I even (sometimes) suggest that they thank their ailments, because every symptom is a lesson, a signpost to what can be done to help the body (which is you, after all) to recover. I often have to argue this one and remind them that if the body - like everything in nature - is designed to survive, it makes no logical sense to believe it is 'attacking you'.
Then there are 'autoimmune diseases', which I believe are nothing of the sort. There is no way the body would attack itself; it is confused by something, yes, but clear up the confusion and the so-called attack will end. Yes, I do know such a statement could have me burned at the stake for heresy these days and no, I cannot offer studies as proof. I can only go by my own experience and others I have seen who are now free of what were diagnosed as autoimmune disorders. How did it happen? Nourishment and a changed relationship with the body/self.
After all, our bodies are who we are, at least as long as we live in them. Being human is complicated and oh boy can we ever be fools. But beating ourselves up with harsh treatments and anger, just for being sick, doesn't make sense to me.
So this flu?

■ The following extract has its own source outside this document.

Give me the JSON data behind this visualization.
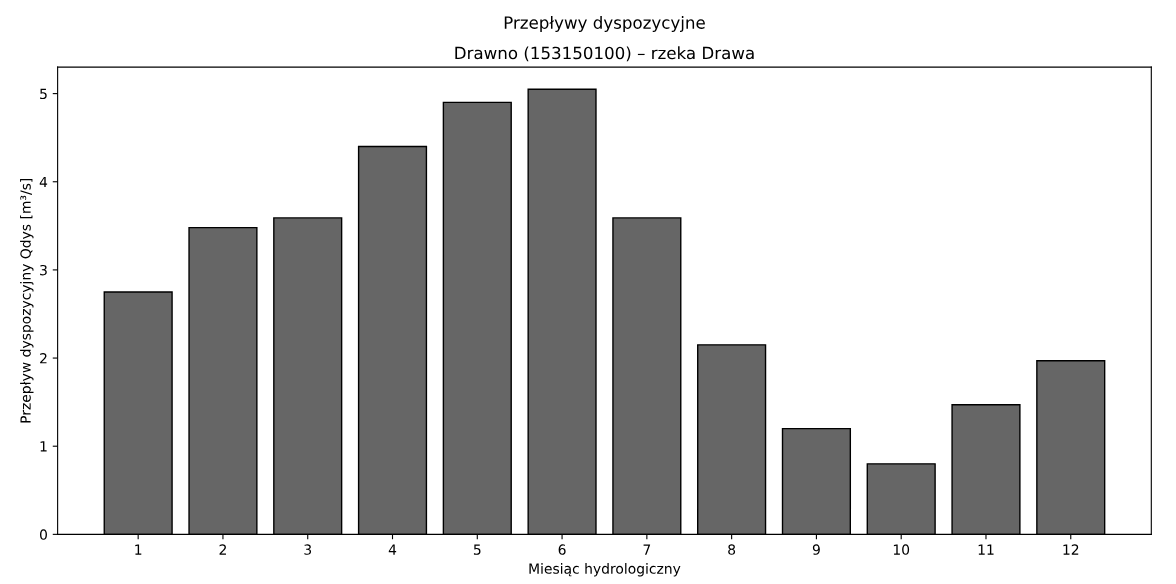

Yummy onion soup. Equally delicious yogi tea. Spoonfuls of mullein syrup to keep the fluids from getting stuck in the chest - delightful. A couple of lazy days in pyjamas, and relaxing long steamy showers. Oh and hot water bottles at our feet. In other words, we will pamper ourselves until we're better.
That's how I believe natural medicine works. When I think of all the beautiful medicine plants that I've worked with (to relieve me of what 'they' called symptoms of fibro, the rigours of menopause, the joints worn out from cleaning rich women's houses and the various twists and injuries from my adventures) I feel that I have pampered myself by giving my body what it needs, every time. And why not? I deserve love, and the first person who has to love me is me.